MissSirius
MissSirius

Reputation: 387

How to Find shortest paths with k negative weighted edges?

The problem is to find shortest paths from a start vertice to all other vertices in a directed graph.

But the graph will have m positive weighted edges and k negative weighted edges, and it's guaranteed that negative weighted edges will be not in a cycle. In other words, there is no negative weighted cycle in this graph.

I tried to directly use Bellman-Ford and SPFA to solve this question but does there exists a faster way to do this?

Upvotes: 3

Views: 1148

Answers (1)

David Eisenstat
David Eisenstat

Reputation: 65468

If k is large enough, you should probably just run Bellman–Ford and call it a day.
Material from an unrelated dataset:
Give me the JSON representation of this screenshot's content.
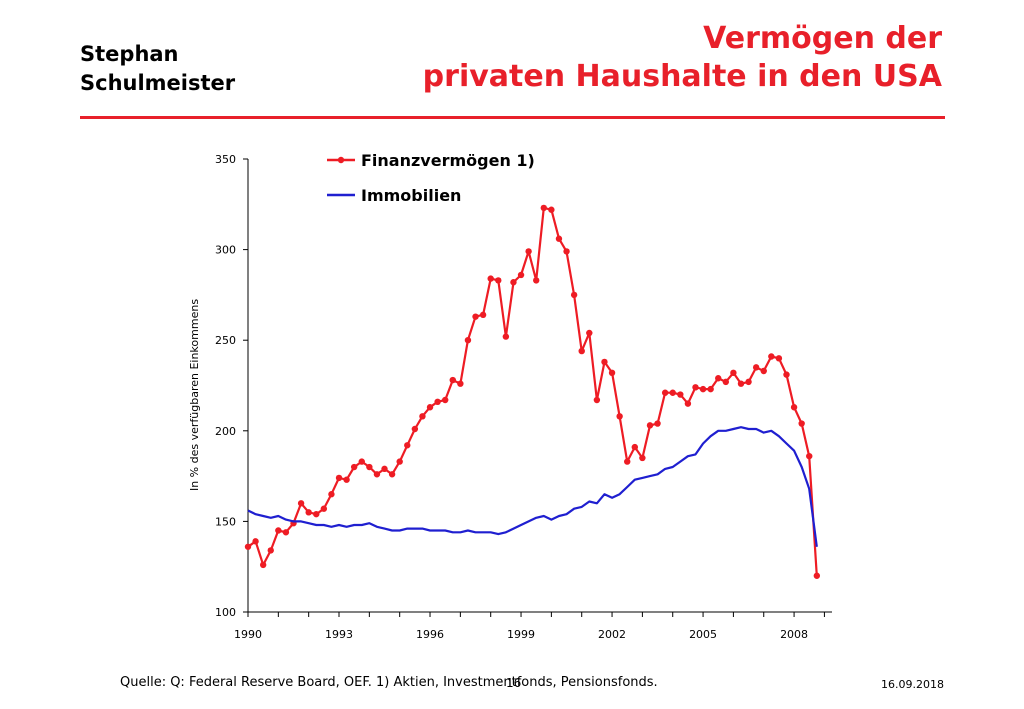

If k is small, you can borrow the re-weighting trick from Johnson’s algorithm, but with a faster initialization than just running Bellman–Ford. Recall that Johnson computes a potential π(v) for each vertex and adjusts the cost of each arc vw from c(vw) to c′(vw) = c(vw) − π(v) + π(w), choosing π so that c′ is nowhere negative. The shortest path between s and t is the same with respect to c as with respect to c′,

Suppose that the input graph G has exactly one negative arc, let’s say c(xy) < 0. Use Dijkstra’s algorithm to compute distances in G − xy from y to all other vertices. Then define π(v) = distance(y, v). The correctness proof follows the proof of Johnson’s algorithm; the arc xy can’t be part of a shortest path from y because there are no negative cycles, so Dijkstra on G - xy in fact computes a shortest path tree for G.

For general k, we can do this recursively. If k = 0, run Dijkstra. Otherwise, remove a negative arc and compute shortest paths recursively instead of with Dijkstra. Once we have good values for π, run Dijkstra one more time, from the given start vertex.

The overall running time is O((k + 1) (m + n log n)) with Fibonacci heaps.